Après ses étirements, il se releva, contemplant la montagne, l'à-pic sur la vallée, un îlot sur le lac, tout en bas. Un pin étendait au loin ses branches épurées. Elles se découpaient sur un ciel traversé de nuages transparents. Il resterait là un jour ou deux, décida-t-il. Les rochers qu'il venait de dépasser en montant se creusaient en anfractuosités où un homme pouvait se glisser pour dormir. C'était plus de confort qu'un moine errant n'osait généralement en souhaiter.
Le poète en lui devint sensible à la fraîcheur de l'air, à la rousseur des érables au creux du ravin. Un choucas grinça, puis se tut. Une matinée parfaite, toute la grâce d'un matin d'automne dans la montagne... Le silence était absolu, sans aucun souvenir du crissement estival des insectes. Il murmura :
Un matin d'automne...
Cinq syllabes toutes simples. Le premier vers d'un haïku, ou le dernier ?
Les autres vers lui montèrent aux lèvres, sans effort :
Le chant des cigales
S'est éteint dans la rosée
D'un matin d'automne
Le vent piquant saisissait sa nuque après l'arrêt de la marche et il s'enroula dans son manteau.
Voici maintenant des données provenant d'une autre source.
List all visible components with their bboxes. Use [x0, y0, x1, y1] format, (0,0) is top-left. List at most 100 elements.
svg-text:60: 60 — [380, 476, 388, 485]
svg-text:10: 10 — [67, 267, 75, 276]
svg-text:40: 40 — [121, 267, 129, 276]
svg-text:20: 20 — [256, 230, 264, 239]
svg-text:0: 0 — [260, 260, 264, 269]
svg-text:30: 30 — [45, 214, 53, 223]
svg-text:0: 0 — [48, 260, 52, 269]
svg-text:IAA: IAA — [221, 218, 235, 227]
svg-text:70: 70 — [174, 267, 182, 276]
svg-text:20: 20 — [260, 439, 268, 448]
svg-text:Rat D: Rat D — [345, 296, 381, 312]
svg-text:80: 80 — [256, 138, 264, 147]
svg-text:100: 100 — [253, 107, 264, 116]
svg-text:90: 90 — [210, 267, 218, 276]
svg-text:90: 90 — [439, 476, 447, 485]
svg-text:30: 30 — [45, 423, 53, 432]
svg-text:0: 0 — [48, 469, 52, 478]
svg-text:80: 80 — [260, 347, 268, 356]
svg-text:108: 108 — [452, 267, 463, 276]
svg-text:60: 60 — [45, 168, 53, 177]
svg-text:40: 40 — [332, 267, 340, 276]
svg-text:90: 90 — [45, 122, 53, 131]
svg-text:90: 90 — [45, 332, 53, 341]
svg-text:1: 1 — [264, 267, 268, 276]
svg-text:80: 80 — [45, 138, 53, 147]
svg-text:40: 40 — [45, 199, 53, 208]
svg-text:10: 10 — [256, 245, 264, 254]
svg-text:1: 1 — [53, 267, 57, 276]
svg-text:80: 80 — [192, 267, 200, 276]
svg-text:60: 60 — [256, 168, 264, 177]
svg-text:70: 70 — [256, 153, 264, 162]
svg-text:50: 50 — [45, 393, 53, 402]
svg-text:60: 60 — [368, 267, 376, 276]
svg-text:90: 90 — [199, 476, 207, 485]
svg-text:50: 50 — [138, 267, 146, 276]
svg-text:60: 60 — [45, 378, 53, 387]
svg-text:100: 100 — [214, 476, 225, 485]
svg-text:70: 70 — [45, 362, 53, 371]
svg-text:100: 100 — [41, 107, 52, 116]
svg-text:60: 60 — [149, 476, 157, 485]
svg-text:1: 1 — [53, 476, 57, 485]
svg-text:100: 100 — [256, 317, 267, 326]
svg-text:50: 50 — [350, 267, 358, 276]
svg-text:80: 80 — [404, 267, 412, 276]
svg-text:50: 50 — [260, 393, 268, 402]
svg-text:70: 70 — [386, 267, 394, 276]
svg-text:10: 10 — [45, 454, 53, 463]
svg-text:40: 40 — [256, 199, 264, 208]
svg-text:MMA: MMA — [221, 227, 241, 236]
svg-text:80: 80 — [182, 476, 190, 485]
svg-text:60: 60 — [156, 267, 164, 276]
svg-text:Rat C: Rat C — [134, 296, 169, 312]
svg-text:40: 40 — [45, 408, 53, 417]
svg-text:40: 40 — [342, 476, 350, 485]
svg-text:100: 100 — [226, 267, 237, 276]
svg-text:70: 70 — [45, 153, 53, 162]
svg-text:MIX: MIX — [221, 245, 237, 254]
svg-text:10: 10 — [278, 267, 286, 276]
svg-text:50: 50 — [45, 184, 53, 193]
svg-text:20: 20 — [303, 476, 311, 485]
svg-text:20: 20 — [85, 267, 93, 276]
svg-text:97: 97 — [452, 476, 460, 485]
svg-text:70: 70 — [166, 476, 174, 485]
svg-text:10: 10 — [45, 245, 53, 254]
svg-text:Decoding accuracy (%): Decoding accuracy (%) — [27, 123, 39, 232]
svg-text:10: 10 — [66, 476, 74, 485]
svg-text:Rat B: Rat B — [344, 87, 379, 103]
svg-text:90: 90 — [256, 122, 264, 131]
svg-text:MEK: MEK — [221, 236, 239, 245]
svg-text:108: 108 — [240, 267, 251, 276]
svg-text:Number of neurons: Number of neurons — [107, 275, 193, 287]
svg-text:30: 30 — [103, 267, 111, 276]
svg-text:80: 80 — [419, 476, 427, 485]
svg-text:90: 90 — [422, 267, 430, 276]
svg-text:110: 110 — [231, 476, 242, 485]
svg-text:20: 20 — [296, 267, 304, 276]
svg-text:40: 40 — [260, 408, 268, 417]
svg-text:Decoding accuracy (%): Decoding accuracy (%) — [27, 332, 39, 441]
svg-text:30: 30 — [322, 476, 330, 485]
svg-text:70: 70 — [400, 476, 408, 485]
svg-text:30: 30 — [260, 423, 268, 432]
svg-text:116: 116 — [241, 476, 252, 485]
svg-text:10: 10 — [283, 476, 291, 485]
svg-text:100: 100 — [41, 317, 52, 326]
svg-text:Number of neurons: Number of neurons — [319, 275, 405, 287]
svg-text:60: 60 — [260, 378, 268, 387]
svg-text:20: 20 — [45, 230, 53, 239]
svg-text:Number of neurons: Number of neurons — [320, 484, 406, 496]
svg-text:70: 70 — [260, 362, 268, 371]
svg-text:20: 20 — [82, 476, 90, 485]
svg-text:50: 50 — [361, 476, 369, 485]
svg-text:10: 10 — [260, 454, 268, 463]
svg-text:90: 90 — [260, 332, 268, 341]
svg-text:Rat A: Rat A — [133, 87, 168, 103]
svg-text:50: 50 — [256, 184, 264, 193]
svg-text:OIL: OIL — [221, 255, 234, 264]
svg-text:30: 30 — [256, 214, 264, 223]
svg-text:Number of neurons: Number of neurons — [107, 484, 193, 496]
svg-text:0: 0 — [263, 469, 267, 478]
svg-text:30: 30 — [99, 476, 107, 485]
Il calli- graphierait ces vers. Il avait beau s'exercer sans trêve au détachement, l'ombre d'un voeu effleurait son coeur. Lui aussi, à quarante-cinq ans, entrait dans son automne. Pourvu que les cigales de ses poèmes ne s'engourdissent pas, le froid venu...
L'après-midi était bien avancé quand la brise tomba. Taneka s'éveilla de la courte sieste qui avait compensé son lever avant l'aube. Il rangea la théière et la marmite pour le riz à l'abri d'un buisson, ouvrit son sac. S'il s'installait derrière le rocher qui dominait l'arrivée du sentier, il serait au soleil, à l'abri d'un retour du vent. Il pourrait calligraphier le poème composé le matin, peut-être aussi un autre, choisi parmi ceux qui lui étaient venus en tête pendant la marche des derniers jours.
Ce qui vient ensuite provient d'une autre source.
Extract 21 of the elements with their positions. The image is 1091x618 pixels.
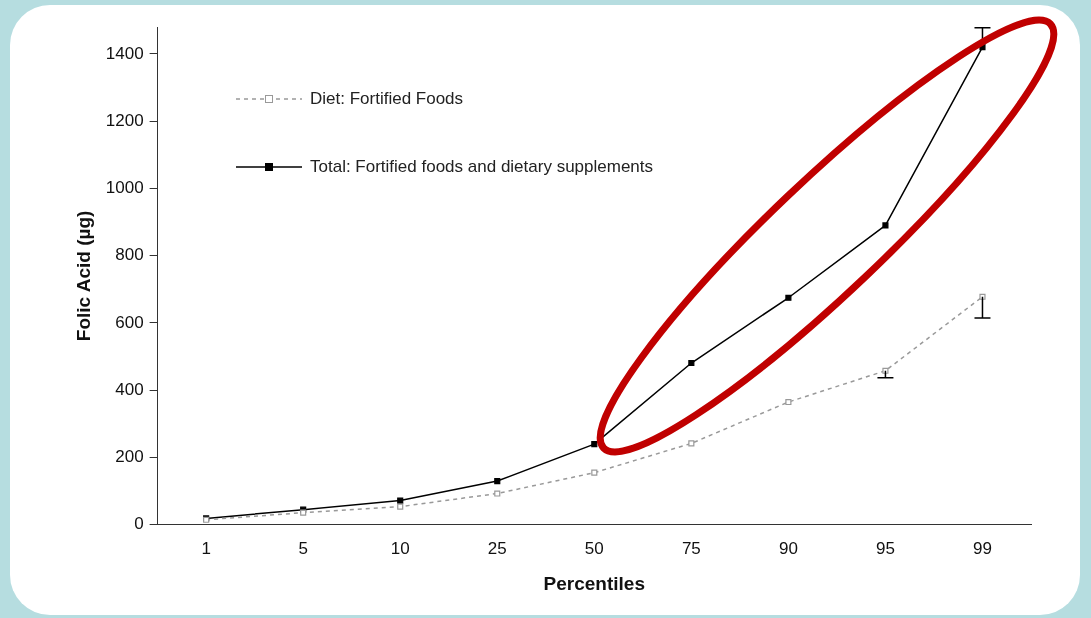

Il s'agenouilla sur sa natte de paille tressée, prit dans le sac une tunique chaude, qu'il déroula avec précaution. Au creux du tissu molletonné reposait un sachet de toile rouge. Il en sortit quatre pinceaux, bien emballés dans un papier rigide pour empêcher leurs soies de se tordre. Puis il pécha au fond du sachet l'encrier en pierre, qu'il plaça sur une serviette à côté des pinceaux. Il glissa son pouce sur le creux poli, appréciant la finesse du grain que l'âge avait rendu doux comme une peau d'enfant. Il y écraserait le bâton d'encre solide qu'il venait de sortir de sa boîte en paulownia. Il prit aussi dans le sac un rouleau serré, et y choisit une feuille de papier de chanvre, qu'il mit de côté. S'inclinant jusqu'à terre, il salua les objets réunis sur la petite natte, ces quatre trésors du lettré. Du dernier objet nécessaire, le sceau avec lequel il signerait en l'empreignant de cinabre rouge, il n'aurait pas besoin tout de suite. Il le laissa donc dans sa pochette de soie.